CS129 FINAL PROJECT

Diem Tran (diemtran)
May 18, 2011

1. Overview

For this project, I implement the paper Image analogies (Hertzmann, 2001) with an application Transferring color to greyscale images (Welsh et al, 2002). A user provides 2 images, a source color image and a greyscale target image. The algorithm then applies the "mood" of the source image to the target image by matching luminance and texture information between images.
There are 2 variations of the colorization algorithm, with and without user interaction. I implement the algorithm without user interaction and find that it is sufficient to produce reasonable outcomes.

2. Algorithm

The program receives 3 input images: A - the unfiltered source, A' - the filtered source and B - the unfiltered target. It then processes and create a filtered target B' such that B' has the same transformation that A' obtains from A.It also uses a Gaussian pyramid to achieve better results. The basic algorithm is as follows:

1. Compute Gaussian Pyramid for A, A' and B

2. Compute feature vectors for A, A' and B

3. For every level in the pyramid

4. For every pixel q in B'

5. Find the best match pixel location p in A' and A from computed feature vectors.

6. Assign A'(p) to B'(q)

Pixels near edges may not have complete neighborhood, thus the image is padded 2 pixels on each side by replicating nearest pixels.

a. Feature Vectors:

The feature vectors includes RGB values (for basic filters) or luminance values (for artistic filters and colorization) of the current pixel q and its 5x5 neighborhood. If the current level is not the coarsest, it will also include a 3x3 neighborhood at that location q in the immediate coarser level.

The feature vector of B' is not from the complete 5x5 neighborhood but only the ones already synthesized, which form an L-shape as in the paper. Hence A' will also be trimmed into L-shape to fit in with the number of neighbors of B'.

Finally, the feature vector of a pixel in A (5x5) is concatenated with the one in A' (L-shape) and its coarser level 3x3 of A plus 3x3 of A', to form the source feature vector Fsource. The target feature vector Ftarget is formed in a similar manner for every pixel in B'. The best match algorithms will run through Fsource and find the best matched pixel location for Ftarget.

b.
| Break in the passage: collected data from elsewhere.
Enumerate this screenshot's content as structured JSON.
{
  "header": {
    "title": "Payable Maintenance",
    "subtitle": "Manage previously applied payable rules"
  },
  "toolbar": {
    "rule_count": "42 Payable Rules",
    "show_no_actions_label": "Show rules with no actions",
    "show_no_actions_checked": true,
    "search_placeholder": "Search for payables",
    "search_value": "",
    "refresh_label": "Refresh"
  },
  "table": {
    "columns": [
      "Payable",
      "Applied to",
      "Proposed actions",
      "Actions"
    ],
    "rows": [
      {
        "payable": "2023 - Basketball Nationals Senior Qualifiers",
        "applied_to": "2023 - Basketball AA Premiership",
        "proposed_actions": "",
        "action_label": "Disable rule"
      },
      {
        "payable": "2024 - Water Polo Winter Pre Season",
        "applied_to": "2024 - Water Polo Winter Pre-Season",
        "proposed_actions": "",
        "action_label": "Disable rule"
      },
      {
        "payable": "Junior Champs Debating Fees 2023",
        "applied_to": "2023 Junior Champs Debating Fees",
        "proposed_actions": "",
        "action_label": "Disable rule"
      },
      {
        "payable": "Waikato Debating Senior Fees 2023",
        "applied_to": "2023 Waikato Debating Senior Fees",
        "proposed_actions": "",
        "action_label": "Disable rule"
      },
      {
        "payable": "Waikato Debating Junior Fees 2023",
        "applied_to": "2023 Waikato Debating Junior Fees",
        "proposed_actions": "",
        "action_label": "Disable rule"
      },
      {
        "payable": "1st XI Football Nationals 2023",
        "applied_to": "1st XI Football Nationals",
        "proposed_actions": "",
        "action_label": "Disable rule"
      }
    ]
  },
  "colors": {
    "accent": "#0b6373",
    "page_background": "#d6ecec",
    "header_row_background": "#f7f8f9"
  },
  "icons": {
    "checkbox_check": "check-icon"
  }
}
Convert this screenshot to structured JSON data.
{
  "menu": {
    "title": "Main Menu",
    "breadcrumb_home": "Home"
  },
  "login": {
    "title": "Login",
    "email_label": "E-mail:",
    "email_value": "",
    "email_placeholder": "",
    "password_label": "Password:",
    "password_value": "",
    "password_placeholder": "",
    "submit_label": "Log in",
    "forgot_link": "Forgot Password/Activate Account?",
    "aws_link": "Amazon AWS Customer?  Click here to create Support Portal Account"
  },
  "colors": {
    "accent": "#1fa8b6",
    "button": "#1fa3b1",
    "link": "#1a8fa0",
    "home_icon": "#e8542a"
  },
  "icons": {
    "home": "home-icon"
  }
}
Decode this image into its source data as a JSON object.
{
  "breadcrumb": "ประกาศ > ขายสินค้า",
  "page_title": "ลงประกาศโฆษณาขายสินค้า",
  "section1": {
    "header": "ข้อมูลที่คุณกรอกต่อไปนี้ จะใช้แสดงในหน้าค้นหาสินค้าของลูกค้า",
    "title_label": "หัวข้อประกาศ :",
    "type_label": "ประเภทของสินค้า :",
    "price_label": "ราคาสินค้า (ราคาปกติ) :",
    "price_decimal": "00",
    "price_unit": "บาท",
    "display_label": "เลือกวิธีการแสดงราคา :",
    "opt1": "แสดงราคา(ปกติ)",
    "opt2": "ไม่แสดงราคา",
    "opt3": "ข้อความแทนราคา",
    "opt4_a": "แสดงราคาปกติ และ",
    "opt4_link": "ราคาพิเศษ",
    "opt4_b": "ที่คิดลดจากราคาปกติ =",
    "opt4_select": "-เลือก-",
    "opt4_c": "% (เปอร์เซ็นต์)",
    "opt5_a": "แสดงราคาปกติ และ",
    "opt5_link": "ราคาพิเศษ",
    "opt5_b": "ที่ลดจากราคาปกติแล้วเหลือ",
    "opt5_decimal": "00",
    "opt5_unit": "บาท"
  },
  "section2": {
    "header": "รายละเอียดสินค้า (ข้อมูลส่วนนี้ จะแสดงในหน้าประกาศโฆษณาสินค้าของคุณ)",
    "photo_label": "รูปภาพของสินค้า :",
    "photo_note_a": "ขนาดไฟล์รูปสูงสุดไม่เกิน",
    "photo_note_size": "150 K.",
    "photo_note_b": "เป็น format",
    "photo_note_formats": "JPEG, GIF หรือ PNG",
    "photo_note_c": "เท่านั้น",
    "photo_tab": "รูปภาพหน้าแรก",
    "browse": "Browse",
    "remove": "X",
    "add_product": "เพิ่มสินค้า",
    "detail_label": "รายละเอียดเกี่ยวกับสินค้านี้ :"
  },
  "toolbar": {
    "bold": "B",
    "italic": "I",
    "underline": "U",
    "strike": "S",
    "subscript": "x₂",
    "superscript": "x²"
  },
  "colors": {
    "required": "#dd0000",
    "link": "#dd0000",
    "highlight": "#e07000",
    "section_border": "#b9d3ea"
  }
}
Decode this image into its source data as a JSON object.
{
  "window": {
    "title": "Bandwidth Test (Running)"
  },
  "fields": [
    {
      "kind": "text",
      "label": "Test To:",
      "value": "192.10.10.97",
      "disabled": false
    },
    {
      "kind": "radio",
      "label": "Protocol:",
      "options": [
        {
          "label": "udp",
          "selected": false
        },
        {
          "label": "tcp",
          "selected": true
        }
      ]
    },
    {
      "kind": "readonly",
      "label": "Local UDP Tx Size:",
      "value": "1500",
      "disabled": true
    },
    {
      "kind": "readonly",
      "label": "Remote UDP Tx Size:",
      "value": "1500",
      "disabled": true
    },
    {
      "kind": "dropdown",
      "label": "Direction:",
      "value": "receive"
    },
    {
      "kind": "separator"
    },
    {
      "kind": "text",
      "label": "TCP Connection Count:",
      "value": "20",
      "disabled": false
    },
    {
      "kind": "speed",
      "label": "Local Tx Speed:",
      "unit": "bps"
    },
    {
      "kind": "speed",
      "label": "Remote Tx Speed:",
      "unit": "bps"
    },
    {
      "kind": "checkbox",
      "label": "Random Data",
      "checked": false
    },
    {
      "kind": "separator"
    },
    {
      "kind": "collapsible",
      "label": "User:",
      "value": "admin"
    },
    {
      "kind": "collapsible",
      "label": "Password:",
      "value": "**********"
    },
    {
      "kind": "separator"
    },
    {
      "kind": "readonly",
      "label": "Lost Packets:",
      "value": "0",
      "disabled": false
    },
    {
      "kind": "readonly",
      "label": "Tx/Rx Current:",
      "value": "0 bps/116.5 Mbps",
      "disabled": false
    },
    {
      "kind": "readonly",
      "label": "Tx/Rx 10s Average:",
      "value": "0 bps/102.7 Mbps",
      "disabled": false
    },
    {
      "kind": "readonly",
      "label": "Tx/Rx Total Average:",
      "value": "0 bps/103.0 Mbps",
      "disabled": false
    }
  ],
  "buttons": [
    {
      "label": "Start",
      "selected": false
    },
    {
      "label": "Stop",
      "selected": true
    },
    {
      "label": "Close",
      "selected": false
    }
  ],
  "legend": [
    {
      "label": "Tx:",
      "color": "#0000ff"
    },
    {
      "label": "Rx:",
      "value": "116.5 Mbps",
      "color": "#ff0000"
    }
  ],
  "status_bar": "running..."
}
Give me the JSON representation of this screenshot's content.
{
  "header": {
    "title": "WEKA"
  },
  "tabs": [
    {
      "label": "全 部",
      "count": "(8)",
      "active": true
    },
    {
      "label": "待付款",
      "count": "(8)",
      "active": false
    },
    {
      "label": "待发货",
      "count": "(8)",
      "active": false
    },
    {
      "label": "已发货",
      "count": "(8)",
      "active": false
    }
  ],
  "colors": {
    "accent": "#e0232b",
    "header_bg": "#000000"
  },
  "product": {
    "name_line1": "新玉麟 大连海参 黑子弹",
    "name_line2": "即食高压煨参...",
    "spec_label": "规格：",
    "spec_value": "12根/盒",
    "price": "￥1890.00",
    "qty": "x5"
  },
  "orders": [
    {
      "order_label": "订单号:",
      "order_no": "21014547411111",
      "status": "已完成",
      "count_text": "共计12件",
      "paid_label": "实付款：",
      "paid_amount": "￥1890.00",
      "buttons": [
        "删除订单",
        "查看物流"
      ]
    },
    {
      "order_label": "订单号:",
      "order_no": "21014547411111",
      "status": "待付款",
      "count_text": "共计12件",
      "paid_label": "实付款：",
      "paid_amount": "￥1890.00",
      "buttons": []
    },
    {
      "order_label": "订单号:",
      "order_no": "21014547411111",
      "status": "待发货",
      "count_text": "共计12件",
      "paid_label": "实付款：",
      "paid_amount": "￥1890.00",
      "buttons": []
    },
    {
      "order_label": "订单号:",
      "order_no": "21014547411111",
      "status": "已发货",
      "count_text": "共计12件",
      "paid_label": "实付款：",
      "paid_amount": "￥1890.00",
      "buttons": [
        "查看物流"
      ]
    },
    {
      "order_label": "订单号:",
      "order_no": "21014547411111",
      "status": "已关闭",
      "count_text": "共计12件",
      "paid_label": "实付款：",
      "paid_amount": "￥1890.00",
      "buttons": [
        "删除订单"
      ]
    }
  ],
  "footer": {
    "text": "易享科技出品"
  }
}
Best approximate match:

This procedure compute the L2-norm distance between Fsource and Ftarget. To speed up the searching, I use FLANN mex file (courtesy of Travis Webb).

c. Coherence match:

This procedure compute the distance between the current pixel and its neighborhood's original pixel:

1. For every synthesized neighborhood n of the current pixel p :

2. Compute the distance d from p to n:

3. Get the pixel p of distance d from n in A and A'

4. Compute for the best match among those pixels p.

d. Combination of the 2 matching algorithm:

As in the paper, the 2 distances computed from the algorithms are compared against each other to obtain the final result. The distance from best approximate match is multiply by a coefficient k. I experienced that finding the best k for every case is non-trivial at all.

d. Colorization:

I also implement an application of image analogies as stated above. The program receives 2 input images A - the color (source) image, B - the greyscale (target) image and create a color image R. First, the image is transferred in to CIELab colorspace using a library here,in which L is the luminance channel of the image. Next, I remap the luminance and compute 5x5 feature vectors for A and B. And then I compute the best match for every pixel in R, and transfer the a and b channel from A to R. Finally, R is created by the L channel from B and best matched a & b channels from A.

In the paper, the authors get feature vectors for A from a subset of of color values in the image through jittered sampling. However, since FLANN is pretty fast, I don't sample but compare the feature vectors of B against every pixel of A instead. This approach yields very good results in general.